Quando abrir uma empresa deixa de ser opção e vira necessidade
Quando o faturamento cresce, a formalização passa a ser exigida e a estrutura atual já não acompanha o negócio, abrir empresa deixa de ser opção e vira necessidade.
FIQUE SABENDO!
Contadora Shyrlene Chicanelle
6/18/20263 min read


Muita gente começa vendendo, atendendo ou prestando serviço de forma simples.
No início, tudo parece caber na informalidade. Mas chega um momento em que abrir uma empresa deixa de ser apenas uma escolha estratégica e passa a ser uma necessidade prática, financeira e até fiscal.
Isso costuma acontecer quando o trabalho cresce, a atividade fica mais frequente, a emissão de nota começa a ser exigida, o faturamento aumenta ou o modelo atual já não encaixa mais na realidade do negócio. O próprio Portal do Empreendedor mostra que o MEI tem limite anual de R$ 81 mil, restrição de um empregado e outras condições específicas, o que ajuda a identificar quando a estrutura ficou pequena.
Um dos primeiros sinais é quando o faturamento cresce demais para a estrutura atual
Muita gente percebe isso quando começa a chegar perto do teto do MEI ou até quando já ultrapassou esse limite. O governo informa que, ao exceder as condições do MEI, o empreendedor precisa comunicar o desenquadramento e passar a cumprir as regras aplicáveis à nova realidade do negócio.
Ou seja, o problema nem sempre é “abrir empresa cedo demais”. Às vezes, o maior risco é continuar pequeno no papel quando o negócio já cresceu na prática.
Outro sinal forte é quando clientes começam a exigir nota fiscal, contrato ou mais formalidade
Quando o negócio passa a atender empresas, participar de contratos maiores ou lidar com fornecedores mais exigentes, a formalização deixa de ser apenas uma questão burocrática. Ela passa a fazer parte da confiança e da viabilidade da operação.
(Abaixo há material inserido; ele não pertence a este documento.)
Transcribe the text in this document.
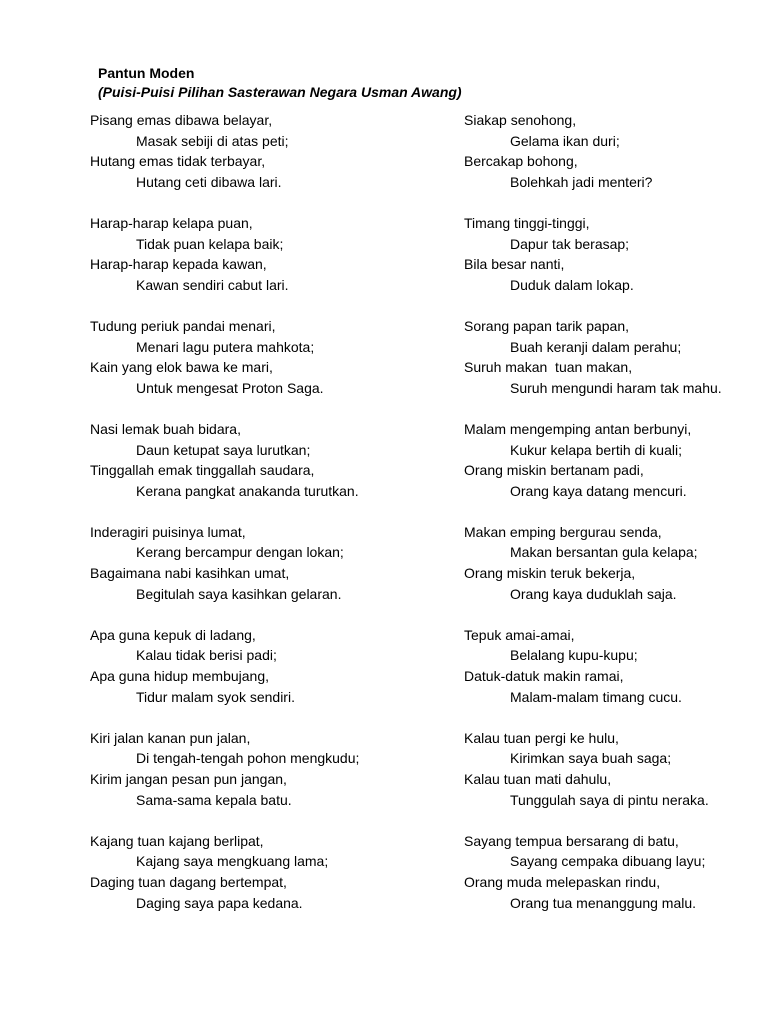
Pantun Moden
(Puisi-Puisi Pilihan Sasterawan Negara Usman Awang)
Pisang emas dibawa belayar,
Masak sebiji di atas peti;
Hutang emas tidak terbayar,
Hutang ceti dibawa lari.
Harap-harap kelapa puan,
Tidak puan kelapa baik;
Harap-harap kepada kawan,
Kawan sendiri cabut lari.
Tudung periuk pandai menari,
Menari lagu putera mahkota;
Kain yang elok bawa ke mari,
Untuk mengesat Proton Saga.
Nasi lemak buah bidara,
Daun ketupat saya lurutkan;
Tinggallah emak tinggallah saudara,
Kerana pangkat anakanda turutkan.
Inderagiri puisinya lumat,
Kerang bercampur dengan lokan;
Bagaimana nabi kasihkan umat,
Begitulah saya kasihkan gelaran.
Apa guna kepuk di ladang,
Kalau tidak berisi padi;
Apa guna hidup membujang,
Tidur malam syok sendiri.
Kiri jalan kanan pun jalan,
Di tengah-tengah pohon mengkudu;
Kirim jangan pesan pun jangan,
Sama-sama kepala batu.
Kajang tuan kajang berlipat,
Kajang saya mengkuang lama;
Daging tuan dagang bertempat,
Daging saya papa kedana.
Siakap senohong,
Gelama ikan duri;
Bercakap bohong,
Bolehkah jadi menteri?
Timang tinggi-tinggi,
Dapur tak berasap;
Bila besar nanti,
Duduk dalam lokap.
Sorang papan tarik papan,
Buah keranji dalam perahu;
Suruh makan  tuan makan,
Suruh mengundi haram tak mahu.
Malam mengemping antan berbunyi,
Kukur kelapa bertih di kuali;
Orang miskin bertanam padi,
Orang kaya datang mencuri.
Makan emping bergurau senda,
Makan bersantan gula kelapa;
Orang miskin teruk bekerja,
Orang kaya duduklah saja.
Tepuk amai-amai,
Belalang kupu-kupu;
Datuk-datuk makin ramai,
Malam-malam timang cucu.
Kalau tuan pergi ke hulu,
Kirimkan saya buah saga;
Kalau tuan mati dahulu,
Tunggulah saya di pintu neraka.
Sayang tempua bersarang di batu,
Sayang cempaka dibuang layu;
Orang muda melepaskan rindu,
Orang tua menanggung malu.
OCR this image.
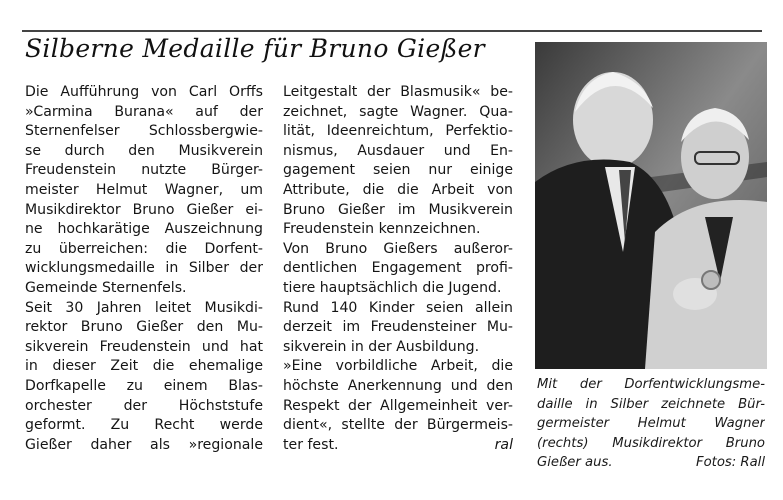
Silberne Medaille für Bruno Gießer
Die Aufführung von Carl Orffs
»Carmina Burana« auf der
Sternenfelser Schlossbergwie-
se durch den Musikverein
Freudenstein nutzte Bürger-
meister Helmut Wagner, um
Musikdirektor Bruno Gießer ei-
ne hochkarätige Auszeichnung
zu überreichen: die Dorfent-
wicklungsmedaille in Silber der
Gemeinde Sternenfels.
Seit 30 Jahren leitet Musikdi-
rektor Bruno Gießer den Mu-
sikverein Freudenstein und hat
in dieser Zeit die ehemalige
Dorfkapelle zu einem Blas-
orchester der Höchststufe
geformt. Zu Recht werde
Gießer daher als »regionale
Leitgestalt der Blasmusik« be-
zeichnet, sagte Wagner. Qua-
lität, Ideenreichtum, Perfektio-
nismus, Ausdauer und En-
gagement seien nur einige
Attribute, die die Arbeit von
Bruno Gießer im Musikverein
Freudenstein kennzeichnen.
Von Bruno Gießers außeror-
dentlichen Engagement profi-
tiere hauptsächlich die Jugend.
Rund 140 Kinder seien allein
derzeit im Freudensteiner Mu-
sikverein in der Ausbildung.
»Eine vorbildliche Arbeit, die
höchste Anerkennung und den
Respekt der Allgemeinheit ver-
dient«, stellte der Bürgermeis-
ter fest.	ral
Mit der Dorfentwicklungsme-
daille in Silber zeichnete Bür-
germeister Helmut Wagner
(rechts) Musikdirektor Bruno
Gießer aus.	Fotos: Rall
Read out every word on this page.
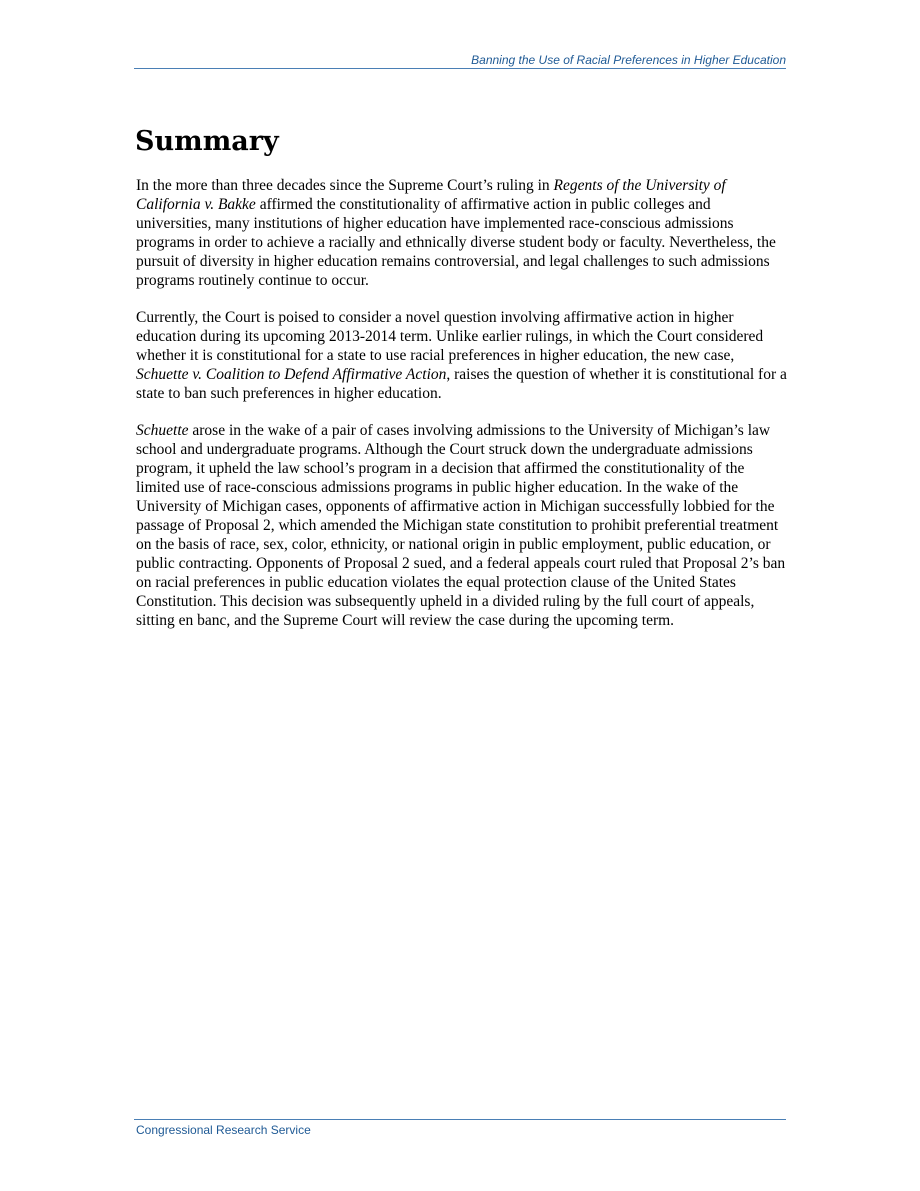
Banning the Use of Racial Preferences in Higher Education
Summary

In the more than three decades since the Supreme Court’s ruling in Regents of the University of California v. Bakke affirmed the constitutionality of affirmative action in public colleges and universities, many institutions of higher education have implemented race-conscious admissions programs in order to achieve a racially and ethnically diverse student body or faculty. Nevertheless, the pursuit of diversity in higher education remains controversial, and legal challenges to such admissions programs routinely continue to occur.

Currently, the Court is poised to consider a novel question involving affirmative action in higher education during its upcoming 2013-2014 term. Unlike earlier rulings, in which the Court considered whether it is constitutional for a state to use racial preferences in higher education, the new case, Schuette v. Coalition to Defend Affirmative Action, raises the question of whether it is constitutional for a state to ban such preferences in higher education.

Schuette arose in the wake of a pair of cases involving admissions to the University of Michigan’s law school and undergraduate programs. Although the Court struck down the undergraduate admissions program, it upheld the law school’s program in a decision that affirmed the constitutionality of the limited use of race-conscious admissions programs in public higher education. In the wake of the University of Michigan cases, opponents of affirmative action in Michigan successfully lobbied for the passage of Proposal 2, which amended the Michigan state constitution to prohibit preferential treatment on the basis of race, sex, color, ethnicity, or national origin in public employment, public education, or public contracting. Opponents of Proposal 2 sued, and a federal appeals court ruled that Proposal 2’s ban on racial preferences in public education violates the equal protection clause of the United States Constitution. This decision was subsequently upheld in a divided ruling by the full court of appeals, sitting en banc, and the Supreme Court will review the case during the upcoming term.

Congressional Research Service
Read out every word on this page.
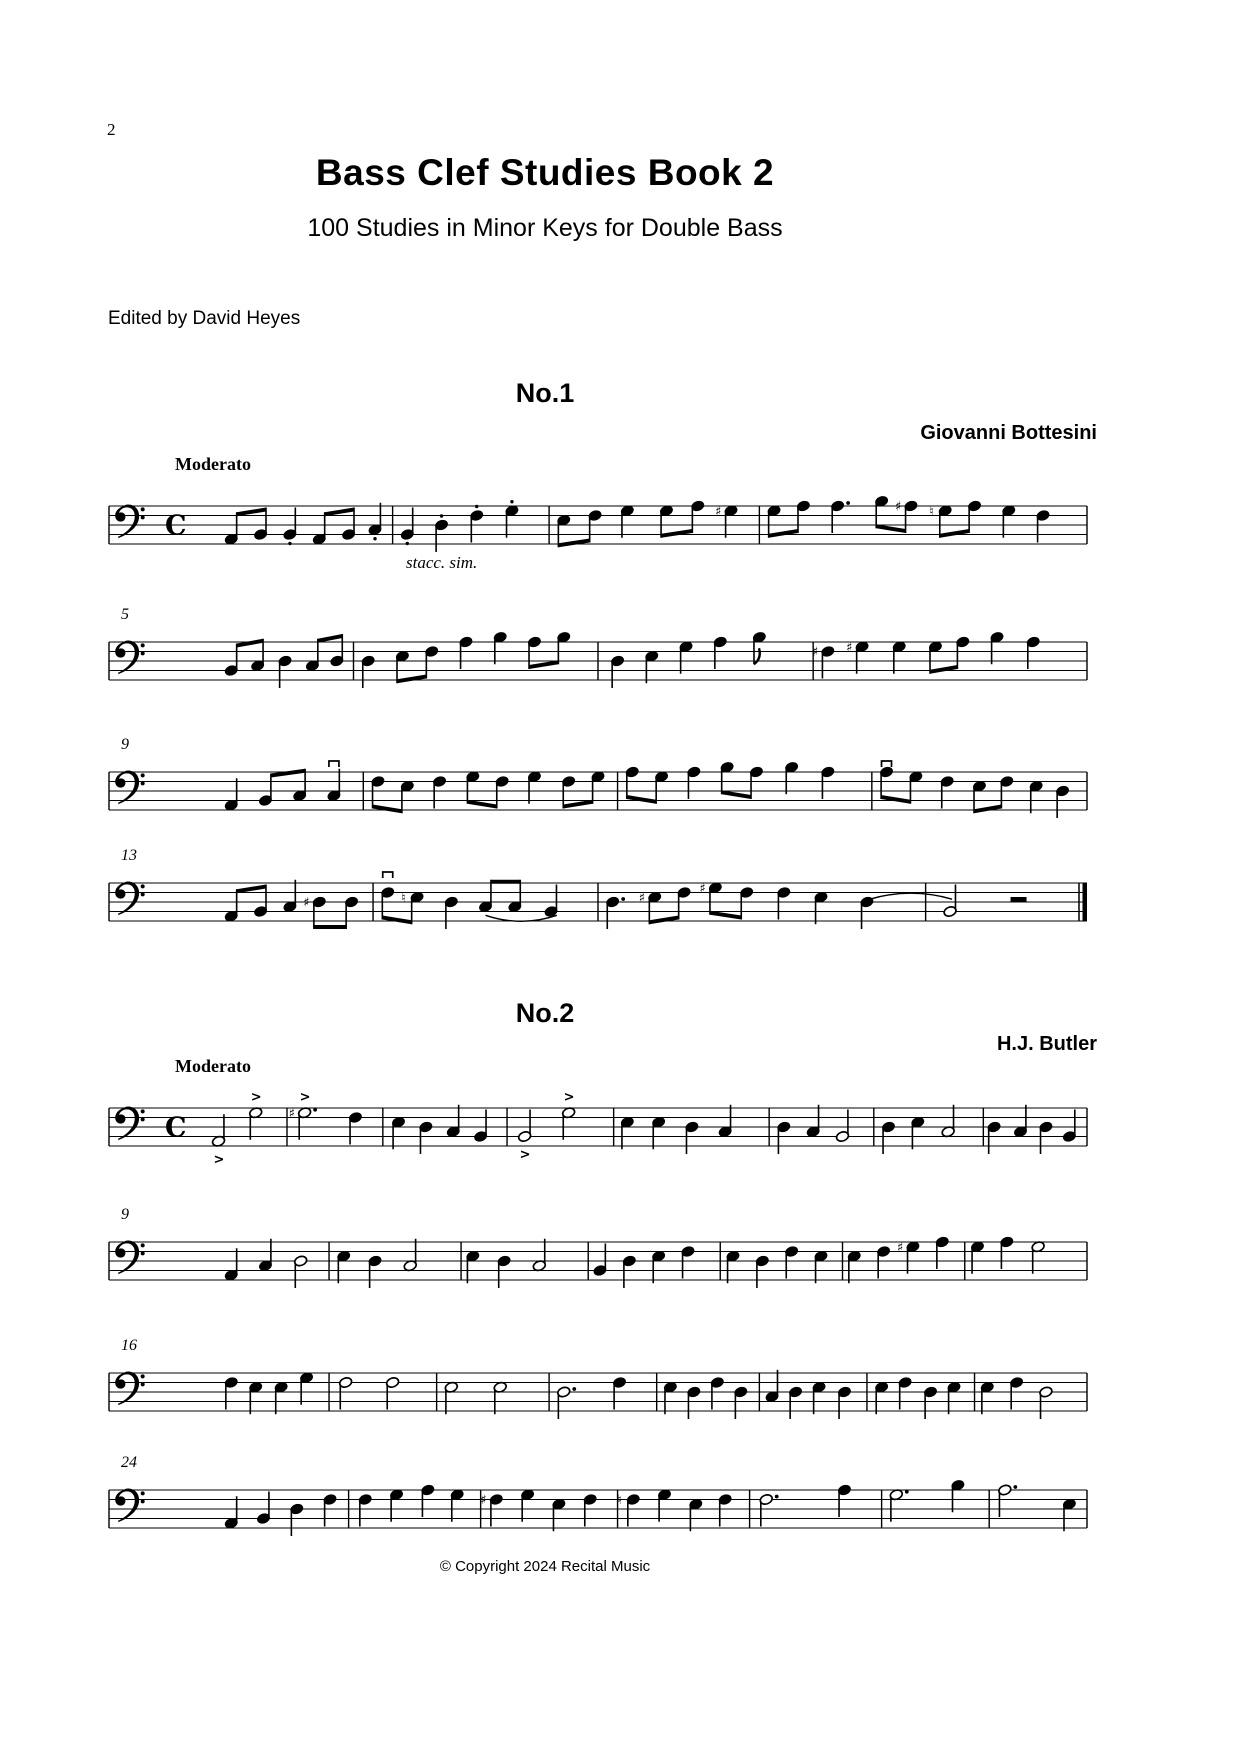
2
Bass Clef Studies Book 2
100 Studies in Minor Keys for Double Bass
Edited by David Heyes
No.1
Giovanni Bottesini
Moderato
C	♯	♯ ♮
5
♯ ♯
9
13
♯	♮	♯
♯
stacc. sim.
No.2
H.J. Butler
Moderato
C
>
>
♯
>
>
>
9
♯
16
24
♯	♮
© Copyright 2024 Recital Music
Em 2026, isso também ganhou um peso novo por causa da Reforma Tributária. A Receita Federal informou que, a partir de 1º de janeiro de 2026, contribuintes terão novas obrigações acessórias ligadas à emissão de documentos fiscais com destaque de CBS e IBS, e que, a partir de julho de 2026, certas pessoas físicas contribuintes desses tributos deverão se inscrever no CNPJ, sem que isso as transforme automaticamente em pessoa jurídica.
Quando o negócio cresce, a informalidade começa a atrapalhar
Esse é um ponto que muita gente sente no dia a dia.
Começam a aparecer dificuldades como:
mais cobrança de organização, necessidade de separar melhor finanças, maior volume de clientes, preocupação com regularidade e enquadramento, dificuldade para contratar, expandir ou negociar com mais segurança.
O Sebrae e o Portal do Empreendedor reforçam que o MEI foi desenhado para uma realidade bem específica. Quando a atividade econômica cresce além disso, o enquadramento precisa acompanhar.
Tem hora em que abrir empresa deixa de ser custo e passa a ser proteção
Muita gente enxerga a abertura da empresa só como gasto, imposto e obrigação.
Mas, em vários casos, a formalização passa a ser justamente o que permite:
crescer com segurança, emitir nota, contratar dentro da regra, escolher melhor o enquadramento tributário, organizar a operação e evitar problemas futuros com Receita, Simples ou desenquadramento.
A Receita Federal também vem reforçando a importância de manter obrigações acessórias em dia, porque o descuido com regularização pode levar até à inaptação do CNPJ em certas situações.
Dica SC Contabilidade
Abrir empresa deixa de ser opção quando o seu trabalho já não cabe mais no improviso.
É quando o faturamento cresce, a exigência dos clientes aumenta, a formalização começa a ser necessária e o modelo atual passa a limitar o próprio negócio.
Perceber esse momento no tempo certo faz diferença.
Porque, em muitos casos, o problema não é abrir empresa cedo demais. É esperar demais para estruturar um negócio que já cresceu.
SC Contabilidade — Porque confiança não tem preço.